We apply the experiences learned from organizing large-scale knowledge bases to develop a framework for the industrial-sized software reuse. We use multiple views as vehicles for separation of concerns. They allow reusers to address only those concerns or criteria that are of interest, ignoring others that are unrelated. They also facilitate the partitioning of a software reuse process into loosely coupled, distributable views that encapsulate partial specifications described in different notations, and locally developed and managed according to different reuse work plans. Our approach has therefore reduced the complexity of software component library based on this principle. In particular, it has allowed us to envisage the consequences of fundamental decentralization of software engineering knowledge.
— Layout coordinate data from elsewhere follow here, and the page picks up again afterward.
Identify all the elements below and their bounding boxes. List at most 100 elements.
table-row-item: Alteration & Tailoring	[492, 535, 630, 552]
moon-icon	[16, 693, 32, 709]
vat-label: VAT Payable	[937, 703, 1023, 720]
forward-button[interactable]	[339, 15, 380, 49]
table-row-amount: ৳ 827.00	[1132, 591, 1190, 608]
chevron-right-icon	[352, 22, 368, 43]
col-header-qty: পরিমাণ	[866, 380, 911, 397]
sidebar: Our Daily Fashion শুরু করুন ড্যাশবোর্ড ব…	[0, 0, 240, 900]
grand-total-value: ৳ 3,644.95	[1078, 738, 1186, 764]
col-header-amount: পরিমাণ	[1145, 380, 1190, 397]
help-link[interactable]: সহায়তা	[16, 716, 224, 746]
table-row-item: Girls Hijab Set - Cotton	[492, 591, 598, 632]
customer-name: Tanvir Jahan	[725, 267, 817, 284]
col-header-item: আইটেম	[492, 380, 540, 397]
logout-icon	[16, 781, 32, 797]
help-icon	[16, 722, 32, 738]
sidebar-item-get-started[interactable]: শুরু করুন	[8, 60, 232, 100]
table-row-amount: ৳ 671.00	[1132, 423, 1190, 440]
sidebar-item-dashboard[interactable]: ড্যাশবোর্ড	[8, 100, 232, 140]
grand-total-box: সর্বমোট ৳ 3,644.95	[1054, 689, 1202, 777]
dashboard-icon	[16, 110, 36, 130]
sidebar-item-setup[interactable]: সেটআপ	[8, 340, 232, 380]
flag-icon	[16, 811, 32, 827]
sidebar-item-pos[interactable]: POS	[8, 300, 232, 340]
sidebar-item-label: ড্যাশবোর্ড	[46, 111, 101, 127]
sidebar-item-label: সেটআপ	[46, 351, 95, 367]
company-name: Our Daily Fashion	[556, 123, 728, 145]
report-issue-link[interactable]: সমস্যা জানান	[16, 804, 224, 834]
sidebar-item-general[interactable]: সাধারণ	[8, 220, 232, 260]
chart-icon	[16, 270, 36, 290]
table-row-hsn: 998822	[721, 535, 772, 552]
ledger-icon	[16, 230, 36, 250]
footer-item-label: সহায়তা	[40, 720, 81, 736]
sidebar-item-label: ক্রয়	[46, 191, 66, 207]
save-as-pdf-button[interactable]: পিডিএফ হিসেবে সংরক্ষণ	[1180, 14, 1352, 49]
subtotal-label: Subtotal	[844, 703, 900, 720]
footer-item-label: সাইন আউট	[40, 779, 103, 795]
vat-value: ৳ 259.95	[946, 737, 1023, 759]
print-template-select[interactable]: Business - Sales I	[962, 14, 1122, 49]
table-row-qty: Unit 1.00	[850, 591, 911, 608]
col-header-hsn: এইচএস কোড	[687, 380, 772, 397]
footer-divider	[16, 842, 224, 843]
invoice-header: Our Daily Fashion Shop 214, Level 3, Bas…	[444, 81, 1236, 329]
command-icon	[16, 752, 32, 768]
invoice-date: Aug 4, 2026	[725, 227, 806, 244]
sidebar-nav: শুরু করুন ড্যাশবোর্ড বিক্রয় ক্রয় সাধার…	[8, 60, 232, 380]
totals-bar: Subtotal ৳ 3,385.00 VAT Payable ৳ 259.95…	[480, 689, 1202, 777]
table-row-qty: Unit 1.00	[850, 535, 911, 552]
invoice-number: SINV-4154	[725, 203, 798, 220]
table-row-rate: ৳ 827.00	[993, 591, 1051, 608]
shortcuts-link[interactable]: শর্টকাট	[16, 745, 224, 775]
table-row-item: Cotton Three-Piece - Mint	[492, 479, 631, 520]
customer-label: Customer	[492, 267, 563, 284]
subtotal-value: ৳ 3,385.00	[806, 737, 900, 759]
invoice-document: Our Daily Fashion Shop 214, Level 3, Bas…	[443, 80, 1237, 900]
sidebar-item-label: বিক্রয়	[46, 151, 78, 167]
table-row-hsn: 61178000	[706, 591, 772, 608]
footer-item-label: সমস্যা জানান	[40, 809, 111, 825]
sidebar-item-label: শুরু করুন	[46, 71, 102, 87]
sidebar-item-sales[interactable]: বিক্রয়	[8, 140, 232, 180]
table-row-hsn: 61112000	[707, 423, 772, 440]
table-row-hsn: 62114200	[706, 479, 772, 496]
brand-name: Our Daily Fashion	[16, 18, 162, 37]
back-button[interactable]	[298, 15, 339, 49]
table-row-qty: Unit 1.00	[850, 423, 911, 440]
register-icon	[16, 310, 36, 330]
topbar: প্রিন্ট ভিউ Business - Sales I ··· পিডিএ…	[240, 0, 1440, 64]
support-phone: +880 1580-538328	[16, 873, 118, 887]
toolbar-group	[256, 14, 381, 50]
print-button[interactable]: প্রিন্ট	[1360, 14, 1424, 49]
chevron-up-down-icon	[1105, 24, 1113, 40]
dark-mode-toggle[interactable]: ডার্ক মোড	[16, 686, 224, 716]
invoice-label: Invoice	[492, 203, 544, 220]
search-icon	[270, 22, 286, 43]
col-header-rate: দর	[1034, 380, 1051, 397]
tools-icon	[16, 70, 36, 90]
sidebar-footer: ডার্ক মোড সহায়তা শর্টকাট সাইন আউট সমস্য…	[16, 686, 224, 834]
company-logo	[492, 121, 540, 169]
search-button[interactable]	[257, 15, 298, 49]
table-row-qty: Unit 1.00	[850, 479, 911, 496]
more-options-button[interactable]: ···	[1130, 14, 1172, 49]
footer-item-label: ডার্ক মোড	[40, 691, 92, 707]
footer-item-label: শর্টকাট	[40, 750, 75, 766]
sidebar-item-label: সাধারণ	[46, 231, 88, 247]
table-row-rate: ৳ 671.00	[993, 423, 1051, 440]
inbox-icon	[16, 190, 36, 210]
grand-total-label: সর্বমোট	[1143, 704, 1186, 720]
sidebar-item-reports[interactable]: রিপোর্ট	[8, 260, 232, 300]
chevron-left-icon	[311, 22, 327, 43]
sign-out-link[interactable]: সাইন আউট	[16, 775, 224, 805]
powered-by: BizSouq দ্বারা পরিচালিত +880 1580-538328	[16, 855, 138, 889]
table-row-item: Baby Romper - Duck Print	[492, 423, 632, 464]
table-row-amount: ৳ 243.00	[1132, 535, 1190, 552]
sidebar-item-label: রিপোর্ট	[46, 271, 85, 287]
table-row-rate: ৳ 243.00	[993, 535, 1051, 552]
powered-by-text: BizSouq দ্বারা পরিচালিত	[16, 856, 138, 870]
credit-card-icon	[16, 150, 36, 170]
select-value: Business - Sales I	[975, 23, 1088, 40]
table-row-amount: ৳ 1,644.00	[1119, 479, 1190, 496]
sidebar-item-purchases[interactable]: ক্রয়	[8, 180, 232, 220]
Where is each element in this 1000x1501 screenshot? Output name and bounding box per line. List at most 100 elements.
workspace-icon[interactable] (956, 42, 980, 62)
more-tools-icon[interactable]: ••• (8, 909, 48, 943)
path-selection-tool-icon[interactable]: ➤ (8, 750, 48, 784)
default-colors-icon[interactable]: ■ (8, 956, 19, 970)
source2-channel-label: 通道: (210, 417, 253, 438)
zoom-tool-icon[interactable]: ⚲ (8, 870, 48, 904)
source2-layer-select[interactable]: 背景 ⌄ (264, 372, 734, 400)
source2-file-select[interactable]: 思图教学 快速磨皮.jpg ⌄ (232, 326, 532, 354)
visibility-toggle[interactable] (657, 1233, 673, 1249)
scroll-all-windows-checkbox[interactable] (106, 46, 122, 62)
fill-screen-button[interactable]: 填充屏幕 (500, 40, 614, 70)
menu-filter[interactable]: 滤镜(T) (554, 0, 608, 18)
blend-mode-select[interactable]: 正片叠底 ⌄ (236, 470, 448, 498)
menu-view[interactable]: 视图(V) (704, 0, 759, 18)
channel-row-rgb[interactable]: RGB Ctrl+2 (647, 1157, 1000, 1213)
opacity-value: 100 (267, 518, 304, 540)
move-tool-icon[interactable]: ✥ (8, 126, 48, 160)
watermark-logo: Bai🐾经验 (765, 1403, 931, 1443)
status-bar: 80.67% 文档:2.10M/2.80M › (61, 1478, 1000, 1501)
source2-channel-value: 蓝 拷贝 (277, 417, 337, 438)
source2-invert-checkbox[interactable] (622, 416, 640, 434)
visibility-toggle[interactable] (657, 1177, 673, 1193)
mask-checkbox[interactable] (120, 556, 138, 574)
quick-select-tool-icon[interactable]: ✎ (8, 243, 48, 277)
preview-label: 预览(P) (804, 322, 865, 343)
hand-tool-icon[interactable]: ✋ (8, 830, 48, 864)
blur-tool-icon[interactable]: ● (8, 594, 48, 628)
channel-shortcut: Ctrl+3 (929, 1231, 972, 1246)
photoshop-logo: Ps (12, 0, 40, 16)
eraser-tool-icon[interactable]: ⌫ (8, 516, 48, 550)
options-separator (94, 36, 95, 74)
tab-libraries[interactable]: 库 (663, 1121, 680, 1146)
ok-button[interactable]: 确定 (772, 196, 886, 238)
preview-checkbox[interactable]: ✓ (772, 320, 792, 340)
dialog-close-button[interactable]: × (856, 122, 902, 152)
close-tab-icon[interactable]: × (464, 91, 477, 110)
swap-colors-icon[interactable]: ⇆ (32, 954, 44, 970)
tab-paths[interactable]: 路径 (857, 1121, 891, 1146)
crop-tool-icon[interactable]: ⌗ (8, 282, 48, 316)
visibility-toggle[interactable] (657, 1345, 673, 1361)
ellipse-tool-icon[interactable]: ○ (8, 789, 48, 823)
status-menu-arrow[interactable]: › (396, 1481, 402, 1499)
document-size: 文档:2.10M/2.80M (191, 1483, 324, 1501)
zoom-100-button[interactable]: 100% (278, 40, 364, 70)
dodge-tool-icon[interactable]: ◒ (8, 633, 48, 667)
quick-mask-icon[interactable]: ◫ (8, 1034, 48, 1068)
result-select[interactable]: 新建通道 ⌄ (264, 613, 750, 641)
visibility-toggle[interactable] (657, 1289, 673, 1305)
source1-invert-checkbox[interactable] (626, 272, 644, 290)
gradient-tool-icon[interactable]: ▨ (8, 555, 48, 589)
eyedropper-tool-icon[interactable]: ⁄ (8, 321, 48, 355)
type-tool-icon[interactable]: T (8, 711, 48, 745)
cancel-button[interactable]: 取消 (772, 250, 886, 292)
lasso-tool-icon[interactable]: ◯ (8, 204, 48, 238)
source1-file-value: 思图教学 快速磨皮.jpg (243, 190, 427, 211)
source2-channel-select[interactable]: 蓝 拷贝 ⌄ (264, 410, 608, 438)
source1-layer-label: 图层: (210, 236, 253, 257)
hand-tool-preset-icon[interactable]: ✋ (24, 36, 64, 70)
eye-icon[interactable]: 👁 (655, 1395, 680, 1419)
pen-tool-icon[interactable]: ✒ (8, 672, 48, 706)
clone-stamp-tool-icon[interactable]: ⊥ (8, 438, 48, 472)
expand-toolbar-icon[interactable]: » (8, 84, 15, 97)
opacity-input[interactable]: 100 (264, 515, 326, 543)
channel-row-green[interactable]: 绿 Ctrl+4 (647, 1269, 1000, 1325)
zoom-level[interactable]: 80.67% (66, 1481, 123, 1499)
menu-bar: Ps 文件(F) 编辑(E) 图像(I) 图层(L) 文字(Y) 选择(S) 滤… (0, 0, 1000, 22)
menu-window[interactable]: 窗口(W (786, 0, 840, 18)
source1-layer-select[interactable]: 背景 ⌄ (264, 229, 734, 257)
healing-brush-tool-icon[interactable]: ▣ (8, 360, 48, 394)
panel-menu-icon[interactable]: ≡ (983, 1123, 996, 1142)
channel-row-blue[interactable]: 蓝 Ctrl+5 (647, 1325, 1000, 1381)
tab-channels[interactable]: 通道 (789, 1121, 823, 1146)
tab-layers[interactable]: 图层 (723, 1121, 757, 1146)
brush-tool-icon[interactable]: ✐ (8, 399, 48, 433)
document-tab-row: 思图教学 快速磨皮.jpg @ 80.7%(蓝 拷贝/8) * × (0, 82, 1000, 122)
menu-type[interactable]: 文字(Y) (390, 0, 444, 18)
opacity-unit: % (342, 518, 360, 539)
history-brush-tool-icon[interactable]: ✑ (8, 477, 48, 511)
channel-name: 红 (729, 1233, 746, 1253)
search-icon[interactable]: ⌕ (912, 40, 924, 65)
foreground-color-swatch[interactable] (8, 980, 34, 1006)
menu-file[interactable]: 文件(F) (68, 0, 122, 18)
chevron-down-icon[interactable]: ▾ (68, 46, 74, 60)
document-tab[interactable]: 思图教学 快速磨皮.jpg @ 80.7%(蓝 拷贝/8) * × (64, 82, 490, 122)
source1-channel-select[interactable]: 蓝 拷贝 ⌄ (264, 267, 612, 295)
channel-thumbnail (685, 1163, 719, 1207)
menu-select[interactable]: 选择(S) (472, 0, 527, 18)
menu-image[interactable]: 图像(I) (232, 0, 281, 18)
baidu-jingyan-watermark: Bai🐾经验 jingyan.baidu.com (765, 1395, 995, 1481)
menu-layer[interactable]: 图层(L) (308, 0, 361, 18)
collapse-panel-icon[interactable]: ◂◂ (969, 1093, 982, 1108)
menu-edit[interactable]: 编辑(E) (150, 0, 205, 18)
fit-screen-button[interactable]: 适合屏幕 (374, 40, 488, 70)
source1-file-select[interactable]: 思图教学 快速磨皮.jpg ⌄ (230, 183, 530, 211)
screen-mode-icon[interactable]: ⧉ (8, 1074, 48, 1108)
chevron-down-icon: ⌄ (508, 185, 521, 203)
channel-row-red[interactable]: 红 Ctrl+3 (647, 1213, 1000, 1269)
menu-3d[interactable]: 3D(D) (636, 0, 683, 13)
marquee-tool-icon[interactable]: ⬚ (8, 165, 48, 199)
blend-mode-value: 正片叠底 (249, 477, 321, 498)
Contextual knowledge representation is adopted to enhance the expressiveness for software component library description. Integrated CBR mechanism alleviates the knowledge acquisition difficulty, since cases are easy to obtain and need not be interpreted for their knowledge content. We are implementing our multiple-view framework using the knowledge organizational representation language (KORL) [Chen and Warsi, 1994] under development by Army Center of Excellence in Information Science at Clark Atlanta University. Compared with those highly domain specific and algorithmic methods, our approach has potential to handle a large-scale compositional software reuse and its computational growth appears to be linear in the length of the components under retrieval. This approach, however, may suffer the converse problem in that its results are more ambiguous and incomplete.